We came away impressed by both efforts. We visited all three McCain field offices open in Clark County, and three of Obama's five offices. We also stopped in over in Nye County at each side's Pahrump office. Obama's Pahrump office is here, his current Vegas offices are in the west here, southeast here, central here, and North Las Vegas here and here. McCain/Republican offices are here in Pahrump, here and here in western Vegas, and the HQ in Henderson is here.
Seven weeks out, this is anyone's game. Moyle noted that Republicans had long invested in the technologies necessary to run a strong ground campaign. There's no doubt the VoIP phones are more sophisticated, with the voter file instantly updated with the voter's responses, and Republicans have 200 lines statewide at the moment. Ground game-wise, the champ is still the champ until you knock him out.
Obama's campaign thinks it has a hell of a left hook here in Nevada. More than 3,500 volunteers have gone through specific precinct captain training, and each of these captains has specific contact and voter registration targets. The volunteer and organizer energy at the Obama offices here in Clark was humming. Searer pointed out that it's unprecedented for a Democratic presidential campaign to open offices in places like Elko, Lyon County and Douglas County. Republicans know they've always held off Democratic Clark County by running up lopsided margins in the smaller rural areas around the state. John Kerry won Clark by 36,430 votes in 2004, and Clark was 66% of the statewide vote. But Bush won Nevada by 21,500 because of the rural county edge.
Barack Obama won the delegate count despite losing the popular vote in Nevada's caucuses precisely because he ran so much stronger than Hillary Clinton in the rural counties. He's making a trip to Elko tomorrow, the place John McCain officially announced for President in 2007. In addition, volunteers from California, where a lot of Democrats live, have set up a sister district program, whereby Nevada organizers and volunteers are set up to receive and house volunteers from their neighboring state. Silicon Valley maps to Carson City, for example (I met volunteers in the Carson office after the Palin rally from the Peninsula). Los Angeles/Southern California maps to Vegas. Barack Obama's campaign just put out an email to its California volunteers asking them, "Will you take a short trip to Nevada to make a big difference for Barack?"

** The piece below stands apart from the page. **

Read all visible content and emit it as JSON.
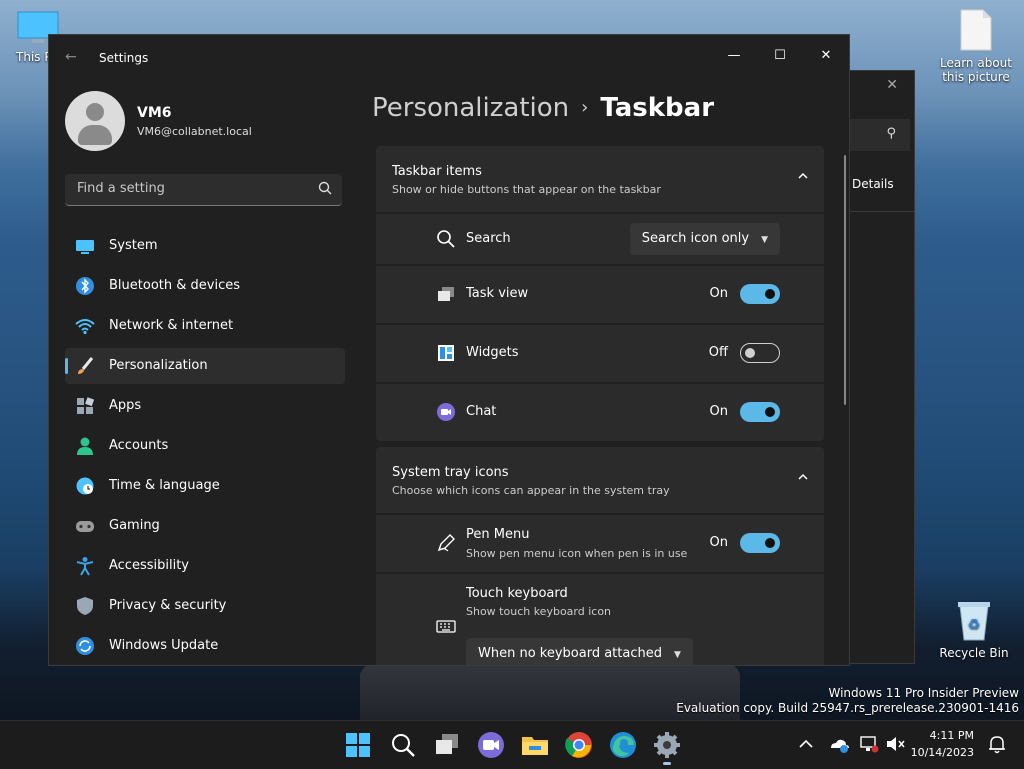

Republicans take in out-of-staters too. Busloads of BYU students as well as volunteers from Oregon and Phoenix will come pouring into the state for the final early voting push. Both sides, and the Nevada Secretary of State, expect to see 50% of the eventual vote turn out during the early voting period. We got the sense from Moyle that Republicans are going to know several days before Election Day whether they're going to win, because they already know who their voters are and they know they'll do their usual strong job. They'll be able to see turnout and where it's happening, in which precincts, and they'll know, even if the general public won't. It seemed like the Republican effort is on a set of train tracks: it's strong, organized and focused, but it's really up to the Democrats to prove that their voter registration will translate to a sea change.